Linda Woolley wants TAG to have teeth in the fight against online ad fraud.
The Trustworthy Accountability Group (TAG) is part of a cross-industry coalition composed of the American Association of Advertising Agencies, the Association of National Advertisers (which launched its own anti-fraud initiative with White Ops in July), and the Interactive Advertising Bureau (IAB). The group, first announced back in September during Advertising Week, plans to join forces in an effort to combat ad fraud, ad-supported piracy and malware.

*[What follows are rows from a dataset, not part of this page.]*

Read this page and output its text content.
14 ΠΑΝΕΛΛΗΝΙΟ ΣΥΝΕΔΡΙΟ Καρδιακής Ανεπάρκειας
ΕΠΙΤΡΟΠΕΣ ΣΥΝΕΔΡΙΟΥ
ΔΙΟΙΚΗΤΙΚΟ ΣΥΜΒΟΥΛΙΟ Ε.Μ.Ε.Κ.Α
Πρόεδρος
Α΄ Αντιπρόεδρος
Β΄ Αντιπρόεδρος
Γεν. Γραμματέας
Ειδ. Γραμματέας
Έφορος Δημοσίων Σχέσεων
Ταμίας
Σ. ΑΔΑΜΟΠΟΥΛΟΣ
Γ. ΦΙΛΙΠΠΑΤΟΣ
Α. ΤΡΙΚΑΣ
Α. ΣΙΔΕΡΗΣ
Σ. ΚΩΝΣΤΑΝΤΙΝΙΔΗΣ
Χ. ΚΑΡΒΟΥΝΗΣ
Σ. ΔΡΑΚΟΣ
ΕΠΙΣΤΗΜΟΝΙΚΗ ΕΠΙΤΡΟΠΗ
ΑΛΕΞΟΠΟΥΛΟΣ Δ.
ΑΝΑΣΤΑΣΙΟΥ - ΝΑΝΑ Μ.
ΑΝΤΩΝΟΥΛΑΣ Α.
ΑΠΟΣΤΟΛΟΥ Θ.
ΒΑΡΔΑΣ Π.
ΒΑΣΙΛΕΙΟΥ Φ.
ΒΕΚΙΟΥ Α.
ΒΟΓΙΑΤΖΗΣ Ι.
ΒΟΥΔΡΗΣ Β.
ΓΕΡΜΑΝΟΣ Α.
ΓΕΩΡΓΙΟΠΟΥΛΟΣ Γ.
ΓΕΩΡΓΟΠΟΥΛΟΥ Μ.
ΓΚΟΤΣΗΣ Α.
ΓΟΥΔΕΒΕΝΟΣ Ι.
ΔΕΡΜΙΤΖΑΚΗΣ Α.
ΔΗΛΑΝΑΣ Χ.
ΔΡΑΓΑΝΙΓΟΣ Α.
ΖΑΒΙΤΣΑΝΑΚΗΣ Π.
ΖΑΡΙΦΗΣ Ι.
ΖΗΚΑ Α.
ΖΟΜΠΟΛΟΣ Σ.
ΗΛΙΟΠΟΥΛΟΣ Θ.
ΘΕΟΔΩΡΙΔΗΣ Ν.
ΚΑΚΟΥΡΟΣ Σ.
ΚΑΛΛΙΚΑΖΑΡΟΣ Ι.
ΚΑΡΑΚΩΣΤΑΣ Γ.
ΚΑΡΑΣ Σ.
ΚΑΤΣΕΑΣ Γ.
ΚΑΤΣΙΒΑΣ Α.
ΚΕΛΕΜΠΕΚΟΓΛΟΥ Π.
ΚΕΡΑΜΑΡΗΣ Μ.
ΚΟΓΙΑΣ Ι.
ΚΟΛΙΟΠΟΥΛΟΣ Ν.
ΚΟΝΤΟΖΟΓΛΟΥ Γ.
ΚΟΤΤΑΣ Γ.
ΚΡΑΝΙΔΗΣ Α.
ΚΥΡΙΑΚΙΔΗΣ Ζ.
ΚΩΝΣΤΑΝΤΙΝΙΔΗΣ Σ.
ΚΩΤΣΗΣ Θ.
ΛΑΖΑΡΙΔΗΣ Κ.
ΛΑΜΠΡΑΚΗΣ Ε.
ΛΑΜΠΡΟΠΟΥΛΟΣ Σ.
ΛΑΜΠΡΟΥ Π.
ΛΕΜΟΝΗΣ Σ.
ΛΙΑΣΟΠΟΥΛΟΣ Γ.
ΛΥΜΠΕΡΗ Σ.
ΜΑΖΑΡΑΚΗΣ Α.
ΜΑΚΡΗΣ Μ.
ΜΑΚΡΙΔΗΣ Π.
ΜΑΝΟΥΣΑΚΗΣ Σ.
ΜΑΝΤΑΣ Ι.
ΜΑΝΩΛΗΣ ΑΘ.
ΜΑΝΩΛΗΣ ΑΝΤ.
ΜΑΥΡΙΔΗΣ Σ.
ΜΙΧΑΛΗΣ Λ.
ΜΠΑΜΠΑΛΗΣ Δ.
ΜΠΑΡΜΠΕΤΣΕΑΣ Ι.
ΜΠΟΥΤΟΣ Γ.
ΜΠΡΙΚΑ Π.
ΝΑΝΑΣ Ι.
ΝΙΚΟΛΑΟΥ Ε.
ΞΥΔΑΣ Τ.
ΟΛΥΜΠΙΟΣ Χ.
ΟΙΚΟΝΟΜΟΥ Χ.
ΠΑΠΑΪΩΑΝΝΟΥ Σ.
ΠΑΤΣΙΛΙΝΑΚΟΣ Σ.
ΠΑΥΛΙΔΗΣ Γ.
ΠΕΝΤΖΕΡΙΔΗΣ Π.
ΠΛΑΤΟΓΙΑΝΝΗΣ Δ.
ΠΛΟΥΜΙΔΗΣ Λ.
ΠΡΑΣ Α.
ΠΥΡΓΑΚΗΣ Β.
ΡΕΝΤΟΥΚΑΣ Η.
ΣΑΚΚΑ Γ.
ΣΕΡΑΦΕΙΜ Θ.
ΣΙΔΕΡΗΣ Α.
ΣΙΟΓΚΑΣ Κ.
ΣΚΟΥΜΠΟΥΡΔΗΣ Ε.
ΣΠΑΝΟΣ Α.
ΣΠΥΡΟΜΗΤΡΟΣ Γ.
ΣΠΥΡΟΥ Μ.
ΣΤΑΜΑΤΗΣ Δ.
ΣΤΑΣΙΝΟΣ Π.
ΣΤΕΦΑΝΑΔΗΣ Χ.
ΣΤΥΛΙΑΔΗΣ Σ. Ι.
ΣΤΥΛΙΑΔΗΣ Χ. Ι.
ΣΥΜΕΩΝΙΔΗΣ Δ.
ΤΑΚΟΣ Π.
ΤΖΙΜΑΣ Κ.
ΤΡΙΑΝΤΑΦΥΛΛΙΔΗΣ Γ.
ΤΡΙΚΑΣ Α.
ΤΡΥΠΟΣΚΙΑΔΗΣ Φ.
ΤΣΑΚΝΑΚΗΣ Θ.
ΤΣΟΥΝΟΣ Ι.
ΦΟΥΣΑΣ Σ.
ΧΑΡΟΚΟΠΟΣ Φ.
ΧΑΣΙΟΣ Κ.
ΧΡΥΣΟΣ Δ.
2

Woolley, the former head of the Direct Marketing Association (DMA), was revealed Monday as TAG’s president and CEO, and she told AdExchanger that she won’t shy away from making the group into an enforcement agency. She added that although trade associations generally try to please their members, TAG will crack down on those who aren’t compliant.
“We’ll have real enforcement teeth,” she said. “The CEOs of all three associations have said that this is an important project and that they’re okay to let the chips fall where they may.”
For the moment, that would mean naming names by publicly calling out the bad actors. TAG will likely operate as a certification and monitoring body, along the lines of what the Media Rating Council does for measurement, with the hope that advertisers can ultimately use the TAG certification “as a way to identify who to do business with,” Woolley said.
“If I’m a big advertiser and my reputation is on the line, do I want to be working with companies that haven’t been verified and don’t have a seal of approval?” she said. “At the very least it would hopefully force the question: Why don’t you have certification, and is the reason due to ignorance or is it something malicious?”
TAG has been in conversation with many of the big vendors in the ad fraud detection and verification space over the last several months, Woolley said. Those chats will continue as TAG works on setting up its governance and creating a field program to manage what will become its monitoring service, the details of which most likely won’t be made public.
“Criminals are always in the game of staying one step ahead of the sheriff,” Woolley said. “That’s part of why we’re not going to say too much about what the monitoring looks like in terms of actual technical solutions.”
In addition to ironing out certification requirements, TAG will be incorporating the IAB’s quality-assurance guidelines – which act as a sort of contract of trust between buyers and sellers – and the IAB’s anti-fraud principles, once the comment period on the final draft of that document ends in December.
An anti-malware group within TAG will be coming up with principles over the next three to four months, and an anti-piracy group is working on its own series of principles this month that should be ready for primetime in Q1 2015.
As to what TAG will focus on as the highest-priority issue – ad fraud, piracy or malware – Woolley sees them all as going hand-in-hand.
“One of the ways fraud is perpetrated is through bots and malware, so there’s a linkage there, and transparency is also a huge issue because buyers and sellers don’t have it in their transactions – and that also leads to all kinds of fraud,” Woolley said. “Bad actors set up phony URLs or ad domains to perpetrate fraud, and that typically is connected to piracy. A lot of what we’re doing is following the money. That’s a tried-and-true way of rooting out crimes.”
In addition to her time at the DMA, Woolley was a founding member of the Digital Advertising Alliance, the self-regulatory group that enables consumers to opt out of behaviorally targeted advertising, and served on the board of the Advertising Self-Regulatory Council between 2012 and 2014.